Mr. Hearst was not a moment gone when the Earl himself appeared in the hall, his face reddened as with apoplexy. I remembered then Isobel's care for her husband's health, and smiled. It was not an excess of claret that plagued the Earl, but a surfeit of family; and of this, no one was likely to cure him.

The Earl made for the ballroom, and after an instant's pause to right my feather and settle the clumps of curls about my cheeks, I followed my host. I was in time to see him raise a glass before the assembly to his newly-won bride, drink it to the dregs, and double over in a fit of acute dyspepsia. Protesting and declaring himself to be very well, our host was borne from the room on the broad backs of two footmen, an anxious Isobel in his wake; and so the revels ended.

I WAS JUST NOW RETURNED TO THE PRESENT BY ISOBEL'S appearance at my door.

“Jane,” she said, with great steadiness, “the crisis is passed.”

“God be thanked!” I cried, and threw down my pen.

“Is He, indeed?” She gave me a strange look. “You mistake my meaning. The crisis is passed, my dear friend, and the Earl is dead.”

I went to her in an instant, my countenance conveying all my sorrow, and bent her head upon my breast. But Isobel had no tears; her beautiful sherry-coloured eyes were blank and unseeing, her form as rigid as the Earl lying cold within her marriage bed. I released her without a word, feeling as though my heart should break, and watched her tortured progress down the corridor.

At my window now, I pull back the heavy draperies smelling of must, and gaze out upon a desolate dawn.
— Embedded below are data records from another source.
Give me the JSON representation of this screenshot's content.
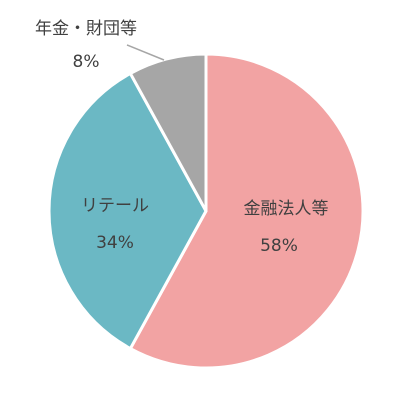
{
  "chart_data": {
    "type": "pie",
    "title": "",
    "slices": [
      {
        "label": "金融法人等",
        "value": 58,
        "value_label": "58%",
        "color": "#f2a3a3"
      },
      {
        "label": "リテール",
        "value": 34,
        "value_label": "34%",
        "color": "#6bb8c4"
      },
      {
        "label": "年金・財団等",
        "value": 8,
        "value_label": "8%",
        "color": "#a6a6a6"
      }
    ],
    "legend": "none",
    "start": "12 o'clock",
    "direction": "clockwise"
  }
}
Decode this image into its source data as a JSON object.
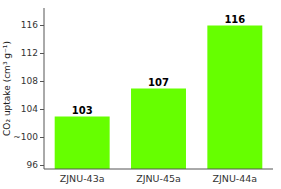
{
  "chart_data": {
    "type": "bar",
    "categories": [
      "ZJNU-43a",
      "ZJNU-45a",
      "ZJNU-44a"
    ],
    "values": [
      103,
      107,
      116
    ],
    "color": "#66ff00",
    "ylabel": "CO₂ uptake (cm³ g⁻¹)",
    "ylim": [
      95.5,
      118.5
    ],
    "yticks": [
      96,
      {
        "value": 100,
        "label": "~100"
      },
      104,
      108,
      112,
      116
    ],
    "grid": false,
    "data_labels": true
  }
}
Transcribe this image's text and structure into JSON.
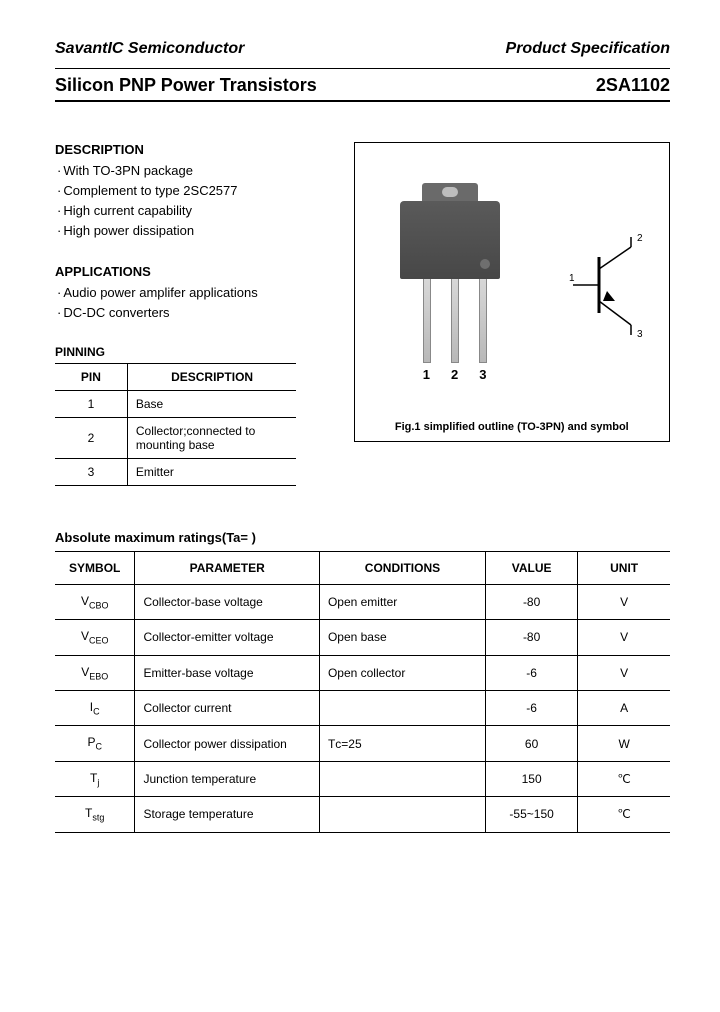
{
  "header": {
    "company": "SavantIC Semiconductor",
    "spec": "Product Specification",
    "title_left": "Silicon PNP Power Transistors",
    "title_right": "2SA1102"
  },
  "description": {
    "heading": "DESCRIPTION",
    "items": [
      "With TO-3PN package",
      "Complement to type 2SC2577",
      "High current capability",
      "High power dissipation"
    ]
  },
  "applications": {
    "heading": "APPLICATIONS",
    "items": [
      "Audio power amplifer applications",
      "DC-DC converters"
    ]
  },
  "pinning": {
    "heading": "PINNING",
    "col_pin": "PIN",
    "col_desc": "DESCRIPTION",
    "rows": [
      {
        "pin": "1",
        "desc": "Base"
      },
      {
        "pin": "2",
        "desc": "Collector;connected to mounting base"
      },
      {
        "pin": "3",
        "desc": "Emitter"
      }
    ]
  },
  "figure": {
    "caption": "Fig.1 simplified outline (TO-3PN) and symbol",
    "lead1": "1",
    "lead2": "2",
    "lead3": "3",
    "sym1": "1",
    "sym2": "2",
    "sym3": "3",
    "package_body_color": "#4a4a4a",
    "lead_color": "#c8c8c8"
  },
  "ratings": {
    "heading": "Absolute maximum ratings(Ta=   )",
    "columns": [
      "SYMBOL",
      "PARAMETER",
      "CONDITIONS",
      "VALUE",
      "UNIT"
    ],
    "col_widths_pct": [
      13,
      30,
      27,
      15,
      15
    ],
    "rows": [
      {
        "sym_base": "V",
        "sym_sub": "CBO",
        "param": "Collector-base voltage",
        "cond": "Open emitter",
        "value": "-80",
        "unit": "V"
      },
      {
        "sym_base": "V",
        "sym_sub": "CEO",
        "param": "Collector-emitter voltage",
        "cond": "Open base",
        "value": "-80",
        "unit": "V"
      },
      {
        "sym_base": "V",
        "sym_sub": "EBO",
        "param": "Emitter-base voltage",
        "cond": "Open collector",
        "value": "-6",
        "unit": "V"
      },
      {
        "sym_base": "I",
        "sym_sub": "C",
        "param": "Collector current",
        "cond": "",
        "value": "-6",
        "unit": "A"
      },
      {
        "sym_base": "P",
        "sym_sub": "C",
        "param": "Collector power dissipation",
        "cond": "Tᴄ=25  ",
        "value": "60",
        "unit": "W"
      },
      {
        "sym_base": "T",
        "sym_sub": "j",
        "param": "Junction temperature",
        "cond": "",
        "value": "150",
        "unit": "℃"
      },
      {
        "sym_base": "T",
        "sym_sub": "stg",
        "param": "Storage temperature",
        "cond": "",
        "value": "-55~150",
        "unit": "℃"
      }
    ]
  },
  "colors": {
    "text": "#000000",
    "border": "#000000",
    "background": "#ffffff"
  }
}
No sun shall rise today for human eyes to see; the world entire is wrapped round in whirling white, an impenetrable cloud of cold and ice that chills the heart as it freezes the ground. Scargrave's vast parkland is adrift, its black trees etched like wraiths against the grey sky of morning. I think of Frederick, Earl of Scargrave — of his soul gone forth too soon from earthly happiness, and on such a frigid day — and I am consumed with sorrow for all of mortal men. What are last night's revels, its frivolities and petty triumphs, against the magnitude of the grave? I let fall the draperies, blocking out the snow, and shiver in my nightdress.

I came into Hertfordshire seeking diversion; and what I have found is Death, in more vivid and horrible a form than I had yet been taught to expect. I may take it as my reward for cowardice — for so such a flight from one's worst nature is always revealed — to witness the agonising end of the Earl of Scargrave, and be utterly powerless to reverse it.